Saturday, February 11, 2006

Libby, Abramoff, Brown sing like birds

You've heard of the three tenors? Now three Washington figures, each of them implicated in either wrongdoing or incompetence, are singing like canaries.
You might call their song, "It Wasn't Just Me.''
"It Wasn't Just Me,'' sings Lewis "Scooter" Libby, Vice President Dick Cheney's indicted former chief of staff.
This week, special prosecutor Patrick Fitzgerald revealed in grand jury documents that Libby testified that his White House superiors authorized him to disclose intelligence information to the media.
The National Journal, citing knowledgeable sources, identified one of those superiors as Cheney.

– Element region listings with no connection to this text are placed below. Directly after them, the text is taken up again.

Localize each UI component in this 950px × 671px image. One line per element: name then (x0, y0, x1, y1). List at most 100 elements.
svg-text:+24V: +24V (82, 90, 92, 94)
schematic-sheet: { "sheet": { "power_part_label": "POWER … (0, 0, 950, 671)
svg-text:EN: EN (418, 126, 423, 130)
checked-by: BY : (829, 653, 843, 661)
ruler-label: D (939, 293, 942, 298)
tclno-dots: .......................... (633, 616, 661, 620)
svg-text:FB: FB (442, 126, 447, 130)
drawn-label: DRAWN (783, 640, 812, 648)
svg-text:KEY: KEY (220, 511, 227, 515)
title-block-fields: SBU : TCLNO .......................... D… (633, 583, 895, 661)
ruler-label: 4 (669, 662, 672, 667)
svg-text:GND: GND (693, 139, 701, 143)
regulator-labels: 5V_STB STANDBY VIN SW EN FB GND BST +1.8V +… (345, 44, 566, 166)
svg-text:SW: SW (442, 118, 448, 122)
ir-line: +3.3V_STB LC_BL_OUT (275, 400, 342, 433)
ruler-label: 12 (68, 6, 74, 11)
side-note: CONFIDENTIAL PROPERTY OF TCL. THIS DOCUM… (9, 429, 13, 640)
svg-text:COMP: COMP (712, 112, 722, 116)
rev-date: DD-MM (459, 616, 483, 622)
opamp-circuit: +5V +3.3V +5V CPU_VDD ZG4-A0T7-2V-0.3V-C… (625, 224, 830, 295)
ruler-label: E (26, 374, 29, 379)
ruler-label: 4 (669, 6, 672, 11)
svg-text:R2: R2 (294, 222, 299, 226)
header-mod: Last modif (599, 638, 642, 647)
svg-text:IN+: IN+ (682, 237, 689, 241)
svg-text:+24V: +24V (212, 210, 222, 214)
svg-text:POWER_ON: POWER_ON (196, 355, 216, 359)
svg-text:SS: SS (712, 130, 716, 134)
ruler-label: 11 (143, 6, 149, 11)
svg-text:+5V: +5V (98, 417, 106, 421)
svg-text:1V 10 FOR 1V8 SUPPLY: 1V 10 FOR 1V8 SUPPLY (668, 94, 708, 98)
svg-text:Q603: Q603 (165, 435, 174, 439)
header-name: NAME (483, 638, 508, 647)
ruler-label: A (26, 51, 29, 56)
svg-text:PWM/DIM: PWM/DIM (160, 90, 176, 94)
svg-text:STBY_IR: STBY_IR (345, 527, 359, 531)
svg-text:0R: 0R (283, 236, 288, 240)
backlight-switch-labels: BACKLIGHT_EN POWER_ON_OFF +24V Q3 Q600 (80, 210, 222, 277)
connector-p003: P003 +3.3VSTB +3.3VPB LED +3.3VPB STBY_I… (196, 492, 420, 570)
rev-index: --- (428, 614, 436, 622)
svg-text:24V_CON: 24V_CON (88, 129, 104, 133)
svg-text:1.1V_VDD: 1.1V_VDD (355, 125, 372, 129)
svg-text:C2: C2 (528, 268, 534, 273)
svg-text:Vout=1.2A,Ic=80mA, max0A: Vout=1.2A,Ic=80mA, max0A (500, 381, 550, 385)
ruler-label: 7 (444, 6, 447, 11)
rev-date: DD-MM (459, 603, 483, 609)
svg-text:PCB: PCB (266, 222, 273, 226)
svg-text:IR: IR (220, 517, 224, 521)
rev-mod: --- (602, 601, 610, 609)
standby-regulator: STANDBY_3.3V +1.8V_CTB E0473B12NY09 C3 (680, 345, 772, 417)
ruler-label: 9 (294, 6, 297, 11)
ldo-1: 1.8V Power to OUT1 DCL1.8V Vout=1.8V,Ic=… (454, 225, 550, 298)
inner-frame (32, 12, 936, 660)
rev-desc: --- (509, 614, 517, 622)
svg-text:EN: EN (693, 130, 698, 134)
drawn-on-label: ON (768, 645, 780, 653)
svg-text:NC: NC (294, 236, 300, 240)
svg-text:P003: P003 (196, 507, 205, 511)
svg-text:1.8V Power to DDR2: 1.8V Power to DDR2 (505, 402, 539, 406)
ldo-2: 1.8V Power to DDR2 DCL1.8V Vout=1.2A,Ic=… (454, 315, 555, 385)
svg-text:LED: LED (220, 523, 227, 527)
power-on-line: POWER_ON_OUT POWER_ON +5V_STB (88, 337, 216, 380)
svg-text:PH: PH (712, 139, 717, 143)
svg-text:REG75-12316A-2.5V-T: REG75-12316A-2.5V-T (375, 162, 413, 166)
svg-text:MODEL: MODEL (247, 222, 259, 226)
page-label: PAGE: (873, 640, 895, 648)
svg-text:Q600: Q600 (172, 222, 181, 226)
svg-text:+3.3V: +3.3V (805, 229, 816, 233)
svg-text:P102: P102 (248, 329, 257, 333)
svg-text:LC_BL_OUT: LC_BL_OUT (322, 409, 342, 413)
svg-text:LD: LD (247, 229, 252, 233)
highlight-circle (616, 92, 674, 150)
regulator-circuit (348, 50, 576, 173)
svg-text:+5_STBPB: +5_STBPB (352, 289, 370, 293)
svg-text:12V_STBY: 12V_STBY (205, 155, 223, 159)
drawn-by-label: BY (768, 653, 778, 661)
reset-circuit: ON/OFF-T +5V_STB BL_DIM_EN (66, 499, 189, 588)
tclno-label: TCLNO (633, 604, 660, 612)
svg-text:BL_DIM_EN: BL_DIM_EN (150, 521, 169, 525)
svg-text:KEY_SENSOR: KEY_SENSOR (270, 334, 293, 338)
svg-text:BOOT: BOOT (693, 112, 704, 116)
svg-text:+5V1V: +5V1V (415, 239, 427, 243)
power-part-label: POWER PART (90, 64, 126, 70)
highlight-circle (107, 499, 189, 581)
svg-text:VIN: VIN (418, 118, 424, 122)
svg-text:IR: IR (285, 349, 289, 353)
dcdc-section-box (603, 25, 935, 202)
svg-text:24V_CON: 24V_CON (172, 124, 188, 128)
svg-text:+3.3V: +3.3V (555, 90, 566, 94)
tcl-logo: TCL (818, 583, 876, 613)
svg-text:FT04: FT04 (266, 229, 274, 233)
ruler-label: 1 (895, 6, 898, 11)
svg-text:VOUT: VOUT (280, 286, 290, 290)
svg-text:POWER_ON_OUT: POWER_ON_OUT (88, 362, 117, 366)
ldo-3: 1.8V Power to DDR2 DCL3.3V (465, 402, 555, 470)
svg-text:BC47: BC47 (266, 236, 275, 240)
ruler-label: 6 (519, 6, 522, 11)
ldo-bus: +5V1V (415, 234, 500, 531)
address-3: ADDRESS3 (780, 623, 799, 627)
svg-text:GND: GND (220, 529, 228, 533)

The vice president authorizes leaks. That's quite a song.
"It Wasn't Just Me,'' sings former lobbyist Jack Abramoff, who pleaded guilty last month to bribery.
When asked about Abramoff, who raised more than $100,000 for the Bush re-election campaign, the president said, "I don't know him."
"The guy saw me in almost a dozen settings and joked with me about a bunch of things, including details of my kids." Abramoff wrote in an e-mail. "Perhaps he has forgotten everything, who knows?"
"It Wasn't Just Me," sings former FEMA director Michael Brown.
He says his superiors knew a levee had broken the night Hurricane Katrina hit New Orleans.
"So for them to now claim that we didn't have awareness of it is just baloney," Brown said.
Did the White House know?
"If I've told Joe Hagin or told Andy Card, I've told the president," Brown said, referring to the White House chief of staff, Card, and his deputy.
The three men are singing to save themselves -- by implicating higher-ups.